Sa tournée prévue jusqu’au 25 octobre doit ensuite le conduire à Alger puis Nouakchott, selon un responsable communication aux Nations-Unies à New York.
La plus grande discrétion entoure cette première visite. Le programme précis de ses entretiens n’a pas été rendu public, hormis des éléments diffusés par le Front Polisario sur son déplacement à Tindouf, à l’extrême sud-ouest de l’Algérie, où 100.000 à 200.000 réfugiés –selon les sources, en l’absence de recensement officiel– vivent dans des camps.
Pendant sa visite mercredi et jeudi, Horst Koehler doit rencontrer la population de ces camps et avoir des entretiens à huis clos avec les responsables du Front, selon la représentation sahraouie à Alger.
– ‘Nouer les contacts’ –
La presse marocaine est restée peu diserte sur la tournée: le quotidien Akhbar Al Yaoum, qui cite une source diplomatique marocaine, affirmait lundi que cette visite « protocolaire » visait principalement à « nouer les contacts ».
Le quotidien francophone Le Matin notait pour sa part que le Maroc célébrait lundi le 42e anniversaire de l’annonce par Hassan II de la « Marche verte », le 16 octobre 1975, qui avait « abouti à la libération des provinces du sud ».
Le Maroc contrôle depuis lors une grande partie de cette ancienne colonie espagnole qui couvre une immense étendue désertique de 266.000 km2. Soutenu par l’Algérie, le Polisario, qui a proclamé une République arabe sahraouie démocratique (RASD), réclame un référendum d’autodétermination.
Depuis 2007, Rabat propose comme solution de « compromis » une autonomie sous sa souveraineté.
Après des années d’impasse, le nouveau secrétaire général de l’ONU a affirmé en avril vouloir impulser une « nouvelle dynamique » autour de ce conflit qui empoisonne les relations Alger-Rabat et entrave plus largement la coopération maghrébine.

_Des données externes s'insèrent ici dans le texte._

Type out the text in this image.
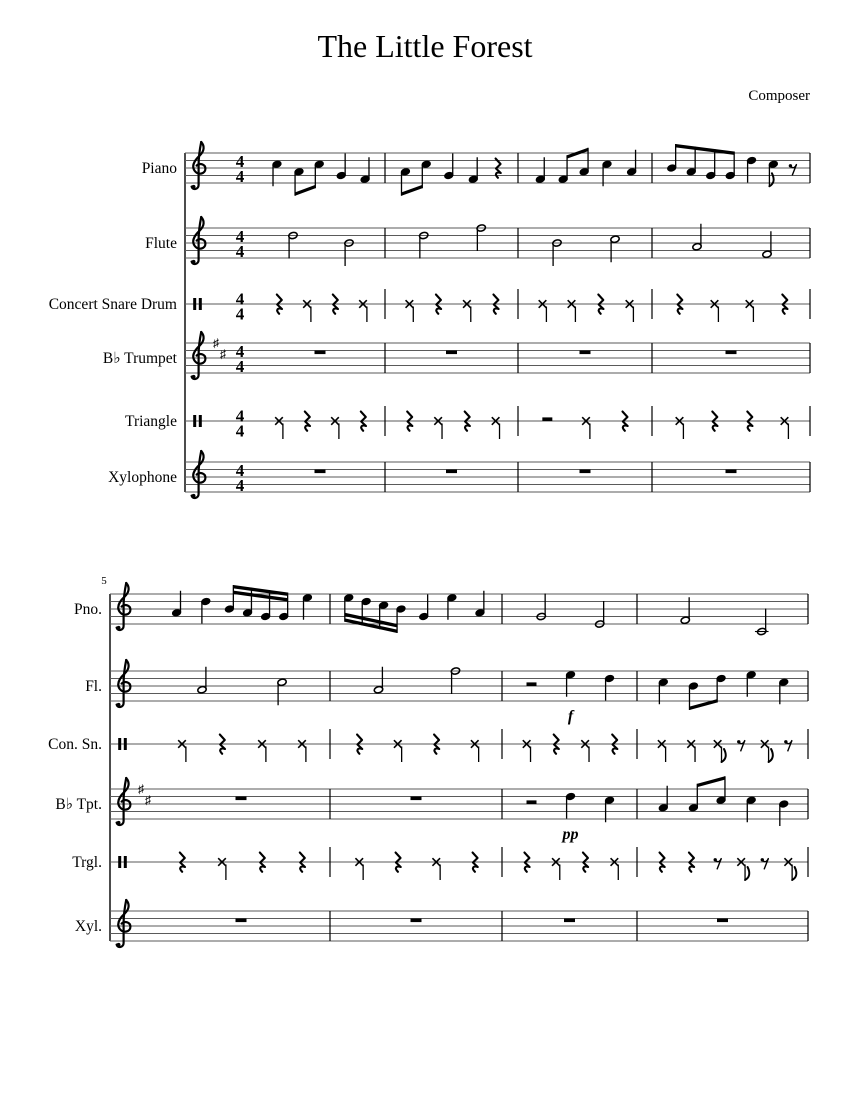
The Little Forest
Composer
Piano	4
4
Flute	4
4
Concert Snare Drum	4
4
B♭ Trumpet
♯
♯ 4
4
Triangle	4
4
Xylophone	4
4
5
Pno.
Fl.
f
Con. Sn.
B♭ Tpt.
♯
♯
pp
Trgl.
Xyl.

Dans la foulée, le Conseil de sécurité a adopté une résolution de soutien à une reprise des négociations et prolongé jusqu’à la fin avril 2018 le mandat des casques bleus de la Minurso, notamment chargés de surveiller le cessez-le-feu signé en 1991.
– Tensions –
M. Koehler succède comme émissaire à Christopher Ross, qui avait démissionné en mai après huit ans d’une mission marquée par des tensions entre le Maroc et l’ONU.

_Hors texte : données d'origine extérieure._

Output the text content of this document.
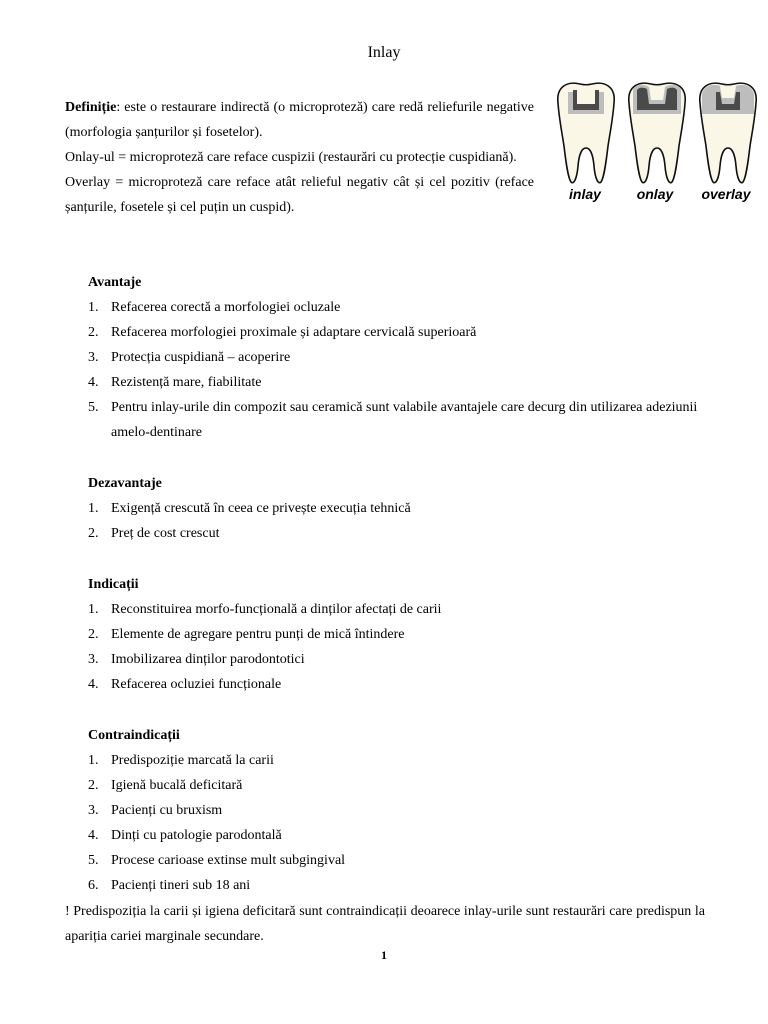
Inlay

Definiție: este o restaurare indirectă (o microproteză) care redă reliefurile negative (morfologia șanțurilor și fosetelor).

Onlay-ul = microproteză care reface cuspizii (restaurări cu protecție cuspidiană).

Overlay = microproteză care reface atât relieful negativ cât și cel pozitiv (reface șanțurile, fosetele și cel puțin un cuspid).

inlay	onlay	overlay
Avantaje
1. Refacerea corectă a morfologiei ocluzale
2. Refacerea morfologiei proximale și adaptare cervicală superioară
3. Protecția cuspidiană – acoperire
4. Rezistență mare, fiabilitate
5. Pentru inlay-urile din compozit sau ceramică sunt valabile avantajele care decurg din utilizarea adeziunii amelo-dentinare
Dezavantaje
1. Exigență crescută în ceea ce privește execuția tehnică
2. Preț de cost crescut
Indicații
1. Reconstituirea morfo-funcțională a dinților afectați de carii
2. Elemente de agregare pentru punți de mică întindere
3. Imobilizarea dinților parodontotici
4. Refacerea ocluziei funcționale
Contraindicații
1. Predispoziție marcată la carii
2. Igienă bucală deficitară
3. Pacienți cu bruxism
4. Dinți cu patologie parodontală
5. Procese carioase extinse mult subgingival
6. Pacienți tineri sub 18 ani

! Predispoziția la carii și igiena deficitară sunt contraindicații deoarece inlay-urile sunt restaurări care predispun la apariția cariei marginale secundare.

1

L’accusant de « partialité », Rabat avait retiré en 2012 sa confiance au diplomate américain, avant de revenir à contre-cœur sur cette décision.
Echaudé par un projet de résolution américaine prévoyant d’élargir le mandat de la Minurso à la surveillance des droits de l’Homme, le Maroc avait ensuite exprimé son courroux, en 2016, après une visite de Ban Ki-moon à Tindouf lors de laquelle le patron de l’ONU avait parlé « d’occupation » du Sahara occidental.

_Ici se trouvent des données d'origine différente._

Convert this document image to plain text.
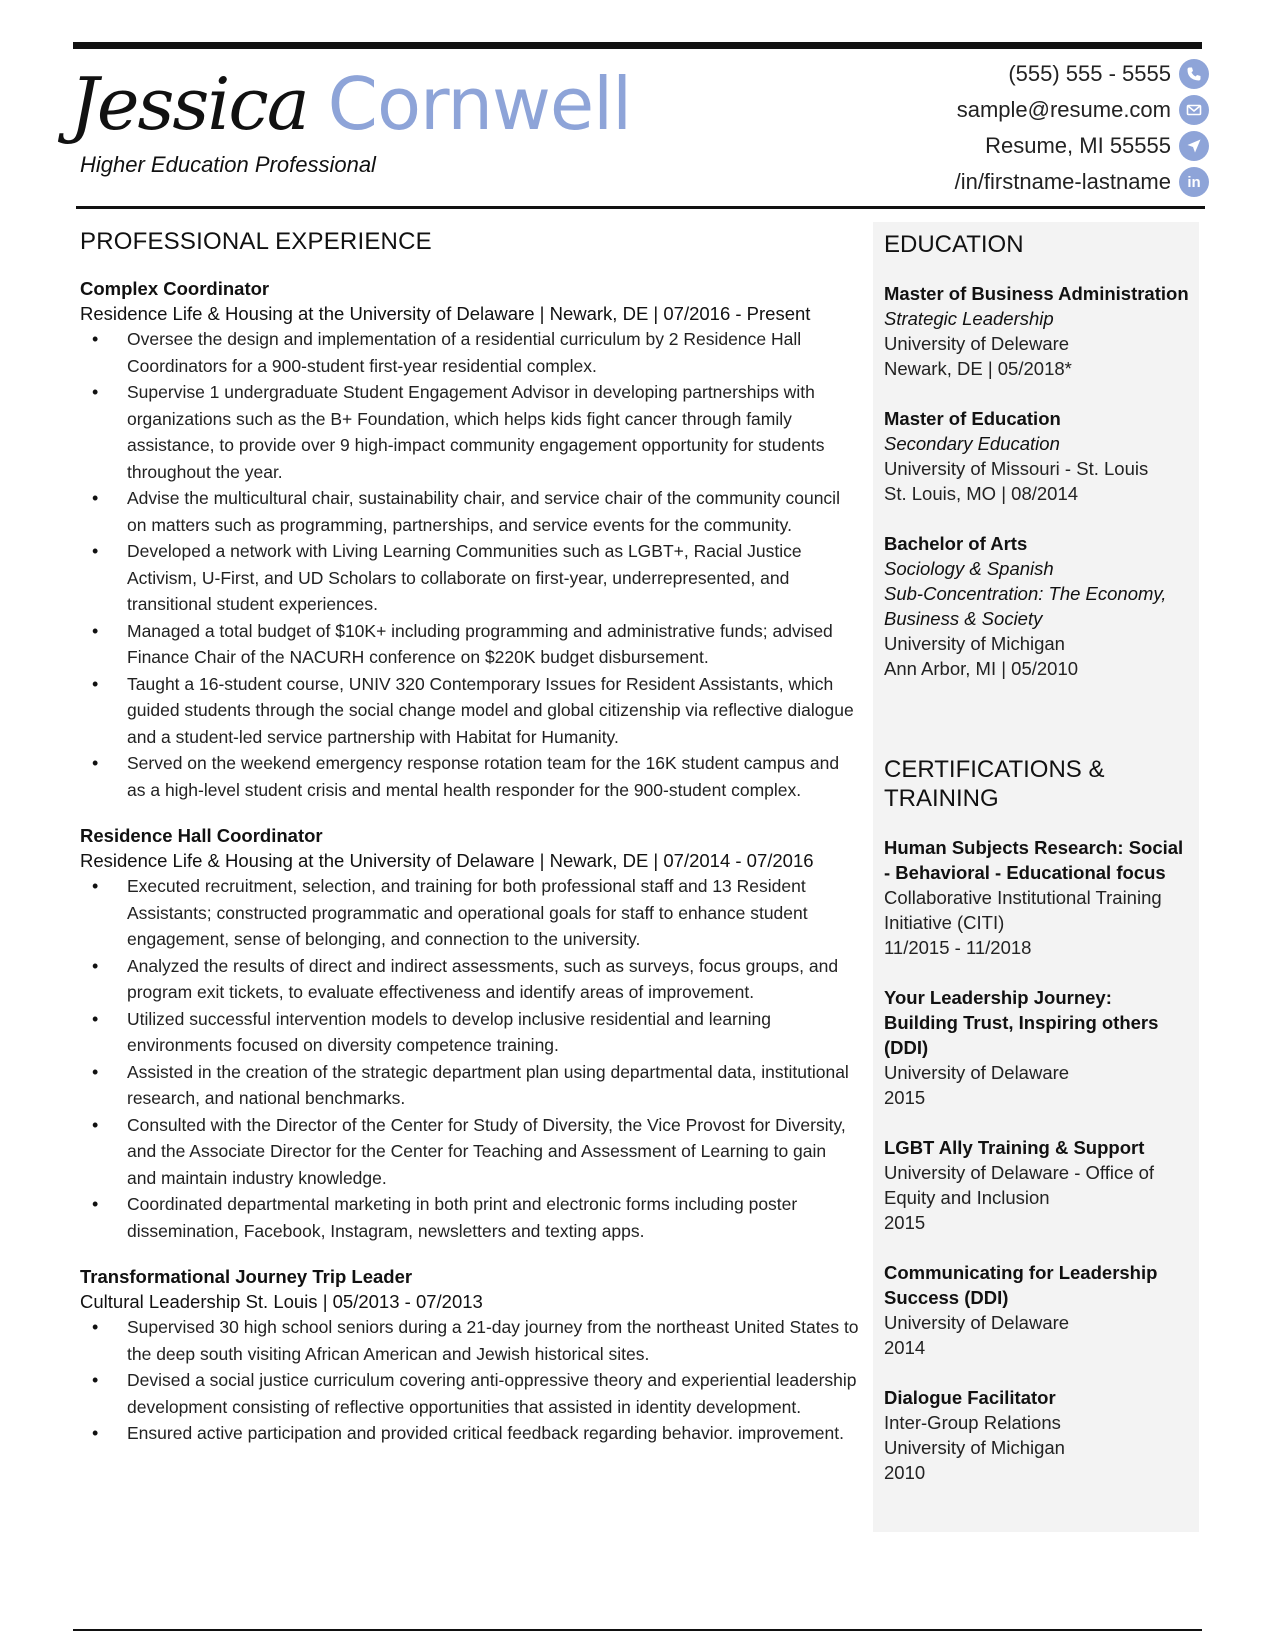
Jessica Cornwell
Higher Education Professional
(555) 555 - 5555
sample@resume.com
Resume, MI 55555
/in/firstname-lastname	in
PROFESSIONAL EXPERIENCE
Complex Coordinator
Residence Life & Housing at the University of Delaware | Newark, DE | 07/2016 - Present
• Oversee the design and implementation of a residential curriculum by 2 Residence Hall Coordinators for a 900-student first-year residential complex.
• Supervise 1 undergraduate Student Engagement Advisor in developing partnerships with organizations such as the B+ Foundation, which helps kids fight cancer through family assistance, to provide over 9 high-impact community engagement opportunity for students throughout the year.
• Advise the multicultural chair, sustainability chair, and service chair of the community council on matters such as programming, partnerships, and service events for the community.
• Developed a network with Living Learning Communities such as LGBT+, Racial Justice Activism, U-First, and UD Scholars to collaborate on first-year, underrepresented, and transitional student experiences.
• Managed a total budget of $10K+ including programming and administrative funds; advised Finance Chair of the NACURH conference on $220K budget disbursement.
• Taught a 16-student course, UNIV 320 Contemporary Issues for Resident Assistants, which guided students through the social change model and global citizenship via reflective dialogue and a student-led service partnership with Habitat for Humanity.
• Served on the weekend emergency response rotation team for the 16K student campus and as a high-level student crisis and mental health responder for the 900-student complex.
Residence Hall Coordinator
Residence Life & Housing at the University of Delaware | Newark, DE | 07/2014 - 07/2016
• Executed recruitment, selection, and training for both professional staff and 13 Resident Assistants; constructed programmatic and operational goals for staff to enhance student engagement, sense of belonging, and connection to the university.
• Analyzed the results of direct and indirect assessments, such as surveys, focus groups, and program exit tickets, to evaluate effectiveness and identify areas of improvement.
• Utilized successful intervention models to develop inclusive residential and learning environments focused on diversity competence training.
• Assisted in the creation of the strategic department plan using departmental data, institutional research, and national benchmarks.
• Consulted with the Director of the Center for Study of Diversity, the Vice Provost for Diversity, and the Associate Director for the Center for Teaching and Assessment of Learning to gain and maintain industry knowledge.
• Coordinated departmental marketing in both print and electronic forms including poster dissemination, Facebook, Instagram, newsletters and texting apps.
Transformational Journey Trip Leader
Cultural Leadership St. Louis | 05/2013 - 07/2013
• Supervised 30 high school seniors during a 21-day journey from the northeast United States to the deep south visiting African American and Jewish historical sites.
• Devised a social justice curriculum covering anti-oppressive theory and experiential leadership development consisting of reflective opportunities that assisted in identity development.
• Ensured active participation and provided critical feedback regarding behavior. improvement.
EDUCATION
Master of Business Administration
Strategic Leadership
University of Deleware
Newark, DE | 05/2018*
Master of Education
Secondary Education
University of Missouri - St. Louis
St. Louis, MO | 08/2014
Bachelor of Arts
Sociology & Spanish
Sub-Concentration: The Economy, Business & Society
University of Michigan
Ann Arbor, MI | 05/2010
CERTIFICATIONS & TRAINING
Human Subjects Research: Social - Behavioral - Educational focus
Collaborative Institutional Training Initiative (CITI)
11/2015 - 11/2018
Your Leadership Journey: Building Trust, Inspiring others (DDI)
University of Delaware
2015
LGBT Ally Training & Support
University of Delaware - Office of Equity and Inclusion
2015
Communicating for Leadership Success (DDI)
University of Delaware
2014
Dialogue Facilitator
Inter-Group Relations
University of Michigan
2010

En représailles, Rabat avait expulsé la majeure partie des membres civils de la Minurso, avant d’accepter le retour d’une partie de ce personnel.
La mission du nouvel émissaire intervient par ailleurs dans un contexte de questionnements sur le rôle de l’ONU mais aussi d’enjeux sécuritaires persistants dans la bande sahélo-saharienne, théâtre d’attaques jihadistes.
Rabat, qui a mené ces derniers mois une activité diplomatique intense sur le thème de la stabilité régionale, met régulièrement en avant la nécessité d’éviter toute forme de balkanisation.
Le dossier a été abordé lors des récentes visites à Rabat du Premier ministre russe Dimitri Medvedev et du ministre français des Affaires étrangères, Jean-Yves Le Drian. Ce dernier a réitéré la position de Paris, pour qui la proposition d’autonomie marocaine « est une bonne base de négociation ».
Le dernier épisode de tensions entre le royaume et le Polisario remonte à fin 2016, autour d’une zone contestée à la frontière avec la Mauritanie, sur un axe stratégique vers l’Afrique subsaharienne.
Situé sur la côte Atlantique, le Sahara occidental est le seul territoire du continent africain dont le statut post-colonial n’a pas été réglé. Un « mur de défense », comme l’appellent les autorités marocaines, a été érigé dans les années 1980 sur une longueur de 2700 km. Il coupe l’ex-colonie du nord au sud.